12th November 2011 (evening) preview
With Christmas fast approaching, like many our thoughts turn to festive family gatherings, mulled wine around a log fire, a tree in the corner, and entertaining conversation. Doubtless these were the thoughts of King Henry the Second at Chinon in 1183, where we find him ensconced with his mistress, the 23 year old Alais, waiting for the rest of his dysfunctional family to join him: his wife Eleanor of Aquitaine, put under house arrest for 10 years for leading revolts against her husband; Richard the eldest, a warrior prince intent on taking his father’s kingdom one way or another; Geoffrey the schemer, intent on getting someone else to take what he wants and John, Henry’s favourite despite being the least able to rule. Held in contempt by everyone else, he is described variously as a ‘pustule’ and ‘smelling of manure’. We sense no one will be having a very merry Christmas.

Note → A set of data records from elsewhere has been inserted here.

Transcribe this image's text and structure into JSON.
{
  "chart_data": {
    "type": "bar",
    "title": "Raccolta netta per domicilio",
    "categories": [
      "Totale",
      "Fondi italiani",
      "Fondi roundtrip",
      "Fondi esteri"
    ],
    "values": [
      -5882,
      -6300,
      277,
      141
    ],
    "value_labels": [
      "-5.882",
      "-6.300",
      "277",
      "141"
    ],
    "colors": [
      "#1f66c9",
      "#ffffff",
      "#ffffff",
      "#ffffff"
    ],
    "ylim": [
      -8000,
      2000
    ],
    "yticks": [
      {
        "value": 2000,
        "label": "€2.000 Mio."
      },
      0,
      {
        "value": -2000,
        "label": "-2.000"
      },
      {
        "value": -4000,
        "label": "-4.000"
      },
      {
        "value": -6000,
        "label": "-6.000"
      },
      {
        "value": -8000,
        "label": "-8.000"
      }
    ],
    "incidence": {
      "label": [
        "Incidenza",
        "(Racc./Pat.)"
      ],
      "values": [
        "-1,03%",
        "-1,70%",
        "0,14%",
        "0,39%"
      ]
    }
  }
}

James Goldman’s play does not claim to have any historical accuracy, but he cleverly interweaves real historical events and characters to suggest what might have been, and gives us a ‘prequel’ to the stories of Richard I and King John. Ever wondered why Richard I spent almost his entire life away from his ‘loved ones’ fighting wars on the other side of the world? Ever wondered why King John made himself so unpopular? You might find the answer here. The play itself is packed with sharp and witty dialogue as the warring family tear into each other, swapping and realigning allegiances, using house guest King Phillip of France as a focal point. Henry’s desire to finalise his successor is constantly undermined from all sides (including himself), but we are left in no doubt that Eleanor is his match, and they love and hate each other in equal measure.
The cast of Trevor Nunn’s revival have a tough act to follow, when we consider the cast of the 1968 film, which included Peter O’Toole, Katharine Hepburn, Anthony Hopkins and a very youthful Timothy Dalton. Robert Lindsay reminds us what an accomplished actor he is, and this role allows him to combine the gravitas required for a King with the sharp wit that has made him so popular in TV sitcoms. He dominates the stage with ease, and we often found ourselves waiting for him to come back. In some respects, Joanna Lumley is perfectly cast as Queen Eleanor. She has a natural regal quality and is believable as the aging queen, reduced to using her feminine wiles to get what she wants. However, the play demands an emotional rawness which ultimately she doesn’t deliver – perhaps her lack of stage experience is a factor.
When it comes to the supporting cast, none of the actors really seem to get to grips with their characters. The action feels as if it’s being played on one level, without any sense of the deeper emotions that drive them, and without this depth, the conflict becomes uninvolving. Looking at the bios of the younger actors, we were not surprised to find that they had very little professional stage experience. We were surprised however that Trevor Nunn chose to cast them – these are not minor roles. It is traditional to say nice things about the set as a euphemism for not liking the rest of the production. In this case however, we would like to say that we really did like the set. Stephen Brimson Lewis has created a cavernous space which convincingly suggests a medieval castle, uncluttered with only the essential furnishings and props and assisted by some imaginative and atmospheric lighting designed by Peter Mumford.
Did this play deserve a revival? We can see why the play has retained its popularity, with its sparkling dialogue, clever use of historical characters, and refreshing lack of reverence. But with every role a gem, this should be a vehicle for a high-calibre cast. Unfortunately only Robert Lindsay fitted this description.